In Mohsen Makhmalbaf‘s political drama The President, the brutal dictator of an unnamed country (the movie was shot mainly in the Republic of Georgia) is deposed in a popular rebellion and goes on the run with his five-year-old grandson. Disguising themselves as refugees, they melt into the general populace, and as they cross paths with ordinary citizens, the old man begins to reckon with all the misery he’s caused and the boy begins to see through the grandfather he once revered. The fable of a leader going incognito among his people is as ancient as the King Arthur legend and as modern as the last days of Saddam Hussein; Makhmalbaf turns it into a story at once timeless and contemporary, eventually pushing past the immediate matters of guilt and comeuppance to ask whether democracy can ever flourish amid an endless cycle of oppression and revenge.

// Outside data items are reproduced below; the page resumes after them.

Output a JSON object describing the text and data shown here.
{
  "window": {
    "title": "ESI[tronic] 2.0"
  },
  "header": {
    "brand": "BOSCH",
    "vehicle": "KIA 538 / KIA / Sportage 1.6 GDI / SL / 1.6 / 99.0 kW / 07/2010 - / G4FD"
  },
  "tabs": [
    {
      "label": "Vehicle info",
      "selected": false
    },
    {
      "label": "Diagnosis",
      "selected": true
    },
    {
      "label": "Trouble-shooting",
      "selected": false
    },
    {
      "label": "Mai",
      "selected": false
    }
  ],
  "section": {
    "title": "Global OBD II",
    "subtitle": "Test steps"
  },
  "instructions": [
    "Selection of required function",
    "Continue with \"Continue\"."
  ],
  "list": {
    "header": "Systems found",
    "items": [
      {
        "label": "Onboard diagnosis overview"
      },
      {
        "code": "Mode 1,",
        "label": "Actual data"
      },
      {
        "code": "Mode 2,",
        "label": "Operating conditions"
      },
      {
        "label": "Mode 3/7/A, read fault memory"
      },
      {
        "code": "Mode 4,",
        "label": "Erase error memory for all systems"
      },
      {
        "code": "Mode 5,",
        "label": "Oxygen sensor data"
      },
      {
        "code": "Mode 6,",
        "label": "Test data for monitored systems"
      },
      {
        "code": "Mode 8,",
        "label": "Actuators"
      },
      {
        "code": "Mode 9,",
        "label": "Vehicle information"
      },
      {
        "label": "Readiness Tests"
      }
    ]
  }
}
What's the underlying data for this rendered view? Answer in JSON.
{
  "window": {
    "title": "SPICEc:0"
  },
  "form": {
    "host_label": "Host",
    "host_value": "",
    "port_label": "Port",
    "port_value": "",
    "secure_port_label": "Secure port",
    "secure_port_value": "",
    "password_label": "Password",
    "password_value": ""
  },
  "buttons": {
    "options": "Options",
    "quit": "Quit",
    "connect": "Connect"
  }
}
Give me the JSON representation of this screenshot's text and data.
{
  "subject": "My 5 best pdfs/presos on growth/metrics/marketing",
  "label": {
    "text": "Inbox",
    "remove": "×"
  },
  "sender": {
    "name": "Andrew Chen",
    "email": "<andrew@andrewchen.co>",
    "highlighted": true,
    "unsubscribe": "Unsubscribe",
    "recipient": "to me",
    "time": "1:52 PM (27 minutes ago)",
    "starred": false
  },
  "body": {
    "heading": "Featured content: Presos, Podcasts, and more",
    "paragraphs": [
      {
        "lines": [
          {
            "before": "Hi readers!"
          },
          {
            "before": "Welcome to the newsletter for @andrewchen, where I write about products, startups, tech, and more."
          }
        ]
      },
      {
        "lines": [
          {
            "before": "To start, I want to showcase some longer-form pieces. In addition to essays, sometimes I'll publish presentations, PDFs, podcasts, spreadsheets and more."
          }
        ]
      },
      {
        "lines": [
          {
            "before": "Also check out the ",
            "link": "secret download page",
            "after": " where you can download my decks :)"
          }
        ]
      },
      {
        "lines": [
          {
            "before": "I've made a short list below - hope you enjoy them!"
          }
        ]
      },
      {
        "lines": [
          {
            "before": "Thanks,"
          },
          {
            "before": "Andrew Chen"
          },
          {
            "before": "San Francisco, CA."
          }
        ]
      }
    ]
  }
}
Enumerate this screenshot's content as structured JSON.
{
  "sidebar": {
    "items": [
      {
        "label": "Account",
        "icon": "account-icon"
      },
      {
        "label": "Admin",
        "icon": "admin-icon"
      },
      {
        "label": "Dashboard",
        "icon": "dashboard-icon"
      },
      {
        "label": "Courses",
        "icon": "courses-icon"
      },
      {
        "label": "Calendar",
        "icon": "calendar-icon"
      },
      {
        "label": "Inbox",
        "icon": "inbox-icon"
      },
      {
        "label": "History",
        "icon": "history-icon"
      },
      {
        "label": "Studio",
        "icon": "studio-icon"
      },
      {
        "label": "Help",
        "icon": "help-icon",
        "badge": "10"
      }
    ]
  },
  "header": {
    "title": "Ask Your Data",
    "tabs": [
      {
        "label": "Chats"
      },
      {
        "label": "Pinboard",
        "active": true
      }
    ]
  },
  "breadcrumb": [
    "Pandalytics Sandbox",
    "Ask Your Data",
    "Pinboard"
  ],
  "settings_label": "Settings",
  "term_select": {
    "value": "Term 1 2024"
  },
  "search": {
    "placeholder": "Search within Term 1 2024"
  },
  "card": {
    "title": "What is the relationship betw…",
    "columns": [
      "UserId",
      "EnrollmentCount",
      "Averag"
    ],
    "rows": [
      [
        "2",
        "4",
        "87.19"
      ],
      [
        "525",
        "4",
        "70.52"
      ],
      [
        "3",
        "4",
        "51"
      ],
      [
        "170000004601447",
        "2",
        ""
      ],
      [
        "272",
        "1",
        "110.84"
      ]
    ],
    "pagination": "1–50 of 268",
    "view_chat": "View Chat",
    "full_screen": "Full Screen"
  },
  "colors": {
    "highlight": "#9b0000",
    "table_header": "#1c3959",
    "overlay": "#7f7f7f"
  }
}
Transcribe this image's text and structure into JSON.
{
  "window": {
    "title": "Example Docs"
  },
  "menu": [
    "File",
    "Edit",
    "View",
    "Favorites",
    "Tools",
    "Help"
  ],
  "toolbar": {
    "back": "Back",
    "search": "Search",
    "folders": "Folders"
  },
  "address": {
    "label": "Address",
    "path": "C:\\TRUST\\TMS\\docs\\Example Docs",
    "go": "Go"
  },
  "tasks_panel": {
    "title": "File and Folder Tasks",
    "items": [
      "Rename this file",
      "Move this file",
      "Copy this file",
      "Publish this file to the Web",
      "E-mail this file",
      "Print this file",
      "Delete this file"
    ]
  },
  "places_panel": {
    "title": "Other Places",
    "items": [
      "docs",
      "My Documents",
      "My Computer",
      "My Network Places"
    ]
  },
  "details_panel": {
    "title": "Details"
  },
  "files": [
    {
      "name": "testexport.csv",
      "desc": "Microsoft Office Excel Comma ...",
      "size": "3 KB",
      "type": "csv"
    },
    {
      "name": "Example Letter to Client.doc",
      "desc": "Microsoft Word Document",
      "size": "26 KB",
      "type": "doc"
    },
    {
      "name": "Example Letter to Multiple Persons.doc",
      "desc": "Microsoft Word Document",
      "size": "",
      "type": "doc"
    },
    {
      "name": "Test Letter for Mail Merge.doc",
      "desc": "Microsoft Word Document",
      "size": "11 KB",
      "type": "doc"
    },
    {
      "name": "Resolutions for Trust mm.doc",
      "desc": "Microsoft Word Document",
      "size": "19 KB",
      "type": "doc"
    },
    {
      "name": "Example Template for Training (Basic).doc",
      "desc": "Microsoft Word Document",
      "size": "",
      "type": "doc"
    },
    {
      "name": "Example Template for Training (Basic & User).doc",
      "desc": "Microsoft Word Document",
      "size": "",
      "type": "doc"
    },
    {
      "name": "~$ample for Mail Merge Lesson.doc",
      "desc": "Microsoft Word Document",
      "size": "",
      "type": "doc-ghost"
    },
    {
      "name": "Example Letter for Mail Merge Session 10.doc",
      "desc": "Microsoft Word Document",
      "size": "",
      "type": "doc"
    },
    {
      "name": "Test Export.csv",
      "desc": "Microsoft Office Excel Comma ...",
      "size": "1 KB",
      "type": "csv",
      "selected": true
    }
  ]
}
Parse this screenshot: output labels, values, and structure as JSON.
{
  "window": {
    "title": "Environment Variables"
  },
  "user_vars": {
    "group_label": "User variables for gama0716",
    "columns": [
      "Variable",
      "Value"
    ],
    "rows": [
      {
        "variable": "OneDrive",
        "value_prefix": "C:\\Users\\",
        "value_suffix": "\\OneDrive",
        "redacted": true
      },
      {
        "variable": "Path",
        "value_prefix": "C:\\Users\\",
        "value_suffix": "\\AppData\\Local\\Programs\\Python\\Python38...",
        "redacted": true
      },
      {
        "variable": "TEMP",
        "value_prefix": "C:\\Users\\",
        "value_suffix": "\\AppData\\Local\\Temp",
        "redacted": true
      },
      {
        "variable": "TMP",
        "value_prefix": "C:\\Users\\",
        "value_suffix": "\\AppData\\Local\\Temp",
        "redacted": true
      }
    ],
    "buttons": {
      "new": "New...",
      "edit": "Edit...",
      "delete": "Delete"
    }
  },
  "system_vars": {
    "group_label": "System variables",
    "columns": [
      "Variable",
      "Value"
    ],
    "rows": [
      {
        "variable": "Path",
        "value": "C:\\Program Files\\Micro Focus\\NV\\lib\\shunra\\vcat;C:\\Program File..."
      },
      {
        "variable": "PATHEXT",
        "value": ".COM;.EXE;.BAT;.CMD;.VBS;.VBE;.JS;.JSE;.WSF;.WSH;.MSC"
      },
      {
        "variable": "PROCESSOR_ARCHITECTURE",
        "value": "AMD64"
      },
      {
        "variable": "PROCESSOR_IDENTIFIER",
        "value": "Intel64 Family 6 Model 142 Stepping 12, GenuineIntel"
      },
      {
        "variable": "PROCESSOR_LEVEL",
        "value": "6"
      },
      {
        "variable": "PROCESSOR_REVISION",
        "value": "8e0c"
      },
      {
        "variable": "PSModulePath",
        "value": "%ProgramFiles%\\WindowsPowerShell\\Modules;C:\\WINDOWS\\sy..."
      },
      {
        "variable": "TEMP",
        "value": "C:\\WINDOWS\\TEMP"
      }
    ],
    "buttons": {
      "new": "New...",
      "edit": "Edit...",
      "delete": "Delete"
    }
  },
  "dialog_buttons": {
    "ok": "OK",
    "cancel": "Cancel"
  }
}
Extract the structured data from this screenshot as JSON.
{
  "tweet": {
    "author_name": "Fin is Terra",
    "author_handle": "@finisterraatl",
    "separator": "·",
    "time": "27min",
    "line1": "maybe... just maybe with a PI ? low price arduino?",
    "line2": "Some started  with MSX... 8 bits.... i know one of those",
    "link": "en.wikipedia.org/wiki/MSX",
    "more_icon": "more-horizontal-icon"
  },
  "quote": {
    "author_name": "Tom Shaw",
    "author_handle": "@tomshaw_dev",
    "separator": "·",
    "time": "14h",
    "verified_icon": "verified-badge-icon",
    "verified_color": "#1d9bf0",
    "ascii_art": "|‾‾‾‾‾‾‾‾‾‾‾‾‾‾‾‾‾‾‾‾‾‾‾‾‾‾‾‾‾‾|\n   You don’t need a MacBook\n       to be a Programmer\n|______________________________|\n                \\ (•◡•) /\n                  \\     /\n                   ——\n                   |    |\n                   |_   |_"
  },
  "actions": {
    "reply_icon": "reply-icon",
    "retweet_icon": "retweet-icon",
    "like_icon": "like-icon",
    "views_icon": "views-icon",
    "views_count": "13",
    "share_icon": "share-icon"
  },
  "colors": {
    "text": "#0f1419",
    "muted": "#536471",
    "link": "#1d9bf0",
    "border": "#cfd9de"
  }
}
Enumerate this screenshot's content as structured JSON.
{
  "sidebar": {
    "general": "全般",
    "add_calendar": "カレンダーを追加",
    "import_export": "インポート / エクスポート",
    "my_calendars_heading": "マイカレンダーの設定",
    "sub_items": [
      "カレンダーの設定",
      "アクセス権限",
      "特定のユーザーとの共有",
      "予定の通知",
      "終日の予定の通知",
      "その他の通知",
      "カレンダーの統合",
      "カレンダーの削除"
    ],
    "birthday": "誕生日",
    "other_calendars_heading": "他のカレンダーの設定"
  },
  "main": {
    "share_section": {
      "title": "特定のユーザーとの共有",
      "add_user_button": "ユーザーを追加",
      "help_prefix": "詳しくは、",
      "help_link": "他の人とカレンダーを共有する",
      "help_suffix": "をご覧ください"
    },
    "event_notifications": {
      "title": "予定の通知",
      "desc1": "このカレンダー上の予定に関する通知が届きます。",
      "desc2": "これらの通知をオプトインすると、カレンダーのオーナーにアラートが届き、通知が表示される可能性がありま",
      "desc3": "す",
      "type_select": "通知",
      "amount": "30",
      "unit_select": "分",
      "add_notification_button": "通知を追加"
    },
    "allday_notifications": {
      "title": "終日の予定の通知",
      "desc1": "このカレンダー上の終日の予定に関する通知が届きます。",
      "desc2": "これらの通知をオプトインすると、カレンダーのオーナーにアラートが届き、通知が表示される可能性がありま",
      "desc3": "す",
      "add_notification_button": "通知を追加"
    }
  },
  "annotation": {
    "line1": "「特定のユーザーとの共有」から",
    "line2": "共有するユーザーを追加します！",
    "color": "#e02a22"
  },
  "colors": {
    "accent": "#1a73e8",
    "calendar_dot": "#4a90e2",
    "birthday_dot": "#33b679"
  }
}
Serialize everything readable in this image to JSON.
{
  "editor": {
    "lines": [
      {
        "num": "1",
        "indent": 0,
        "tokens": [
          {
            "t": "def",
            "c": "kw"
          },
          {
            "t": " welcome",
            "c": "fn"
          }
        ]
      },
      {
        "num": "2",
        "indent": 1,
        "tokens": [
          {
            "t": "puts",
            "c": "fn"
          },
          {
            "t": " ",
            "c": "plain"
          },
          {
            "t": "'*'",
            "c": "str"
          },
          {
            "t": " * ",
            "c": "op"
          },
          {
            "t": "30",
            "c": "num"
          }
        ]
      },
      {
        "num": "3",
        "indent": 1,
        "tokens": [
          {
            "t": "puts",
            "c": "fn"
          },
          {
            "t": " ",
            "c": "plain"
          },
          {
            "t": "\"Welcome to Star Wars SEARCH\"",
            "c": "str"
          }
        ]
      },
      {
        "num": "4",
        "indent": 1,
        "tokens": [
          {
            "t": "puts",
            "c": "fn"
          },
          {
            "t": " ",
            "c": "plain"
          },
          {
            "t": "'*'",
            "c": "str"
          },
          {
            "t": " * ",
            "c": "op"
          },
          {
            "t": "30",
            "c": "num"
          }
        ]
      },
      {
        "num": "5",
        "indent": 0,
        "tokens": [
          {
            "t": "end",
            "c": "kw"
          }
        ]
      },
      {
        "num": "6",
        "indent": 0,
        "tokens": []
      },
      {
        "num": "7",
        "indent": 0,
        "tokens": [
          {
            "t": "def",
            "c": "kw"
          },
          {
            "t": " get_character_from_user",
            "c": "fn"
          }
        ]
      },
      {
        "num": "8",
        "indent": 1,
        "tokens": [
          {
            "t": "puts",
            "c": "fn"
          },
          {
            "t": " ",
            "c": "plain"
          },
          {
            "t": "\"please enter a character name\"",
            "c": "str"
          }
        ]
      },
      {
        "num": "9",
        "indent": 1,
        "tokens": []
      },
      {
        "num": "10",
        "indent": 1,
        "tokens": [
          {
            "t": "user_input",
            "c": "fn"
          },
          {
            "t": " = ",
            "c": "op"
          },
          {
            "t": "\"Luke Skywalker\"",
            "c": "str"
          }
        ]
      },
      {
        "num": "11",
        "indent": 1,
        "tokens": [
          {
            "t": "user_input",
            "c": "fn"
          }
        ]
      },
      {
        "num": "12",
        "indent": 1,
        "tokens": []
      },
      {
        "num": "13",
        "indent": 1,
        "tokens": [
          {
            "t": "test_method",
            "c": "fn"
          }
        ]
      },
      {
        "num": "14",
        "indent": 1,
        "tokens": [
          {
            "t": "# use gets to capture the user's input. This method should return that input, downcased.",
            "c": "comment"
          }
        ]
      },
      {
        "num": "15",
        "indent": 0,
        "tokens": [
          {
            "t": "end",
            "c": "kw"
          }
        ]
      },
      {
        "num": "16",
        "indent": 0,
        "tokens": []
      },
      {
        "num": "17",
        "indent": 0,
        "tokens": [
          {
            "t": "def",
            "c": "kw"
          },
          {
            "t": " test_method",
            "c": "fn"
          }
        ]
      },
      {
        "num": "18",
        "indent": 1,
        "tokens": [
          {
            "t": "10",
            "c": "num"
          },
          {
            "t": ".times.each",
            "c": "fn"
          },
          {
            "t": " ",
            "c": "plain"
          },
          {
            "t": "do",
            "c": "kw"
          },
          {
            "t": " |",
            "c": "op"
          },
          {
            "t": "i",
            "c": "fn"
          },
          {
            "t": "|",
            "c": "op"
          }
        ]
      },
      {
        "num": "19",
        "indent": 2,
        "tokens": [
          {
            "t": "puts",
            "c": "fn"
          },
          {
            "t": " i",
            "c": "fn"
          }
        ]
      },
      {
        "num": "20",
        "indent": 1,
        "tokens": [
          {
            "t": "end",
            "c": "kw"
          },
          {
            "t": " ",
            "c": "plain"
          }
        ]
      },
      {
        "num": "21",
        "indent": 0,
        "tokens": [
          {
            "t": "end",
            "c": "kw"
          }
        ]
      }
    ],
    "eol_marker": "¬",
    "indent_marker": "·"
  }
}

All young children are narcissistic, though once they enter school and have to interact with classmates and teachers, most begin to develop a more humble view of themselves in relation to others. The president seems to have missed out on that little lesson, however: his official portrait is ubiquitous across the land, plastered on every available surface and prominently displayed in every home (probably out of fear more than love). “Why haven’t they hung my photo?” the grandson asks as he and the old man speed down the highway in the presidential limousine, passing a series of banners with the president’s image. Makhmalbaf can’t resist turning the knife here: to the president’s dismay, some of the banners have been torched, flames eating farther into his image with each successive portrait. Once he and the boy are on their own and the military has offered a million-dollar bounty for the president’s capture, the familiarity of his face to every citizen becomes a double-edged sword.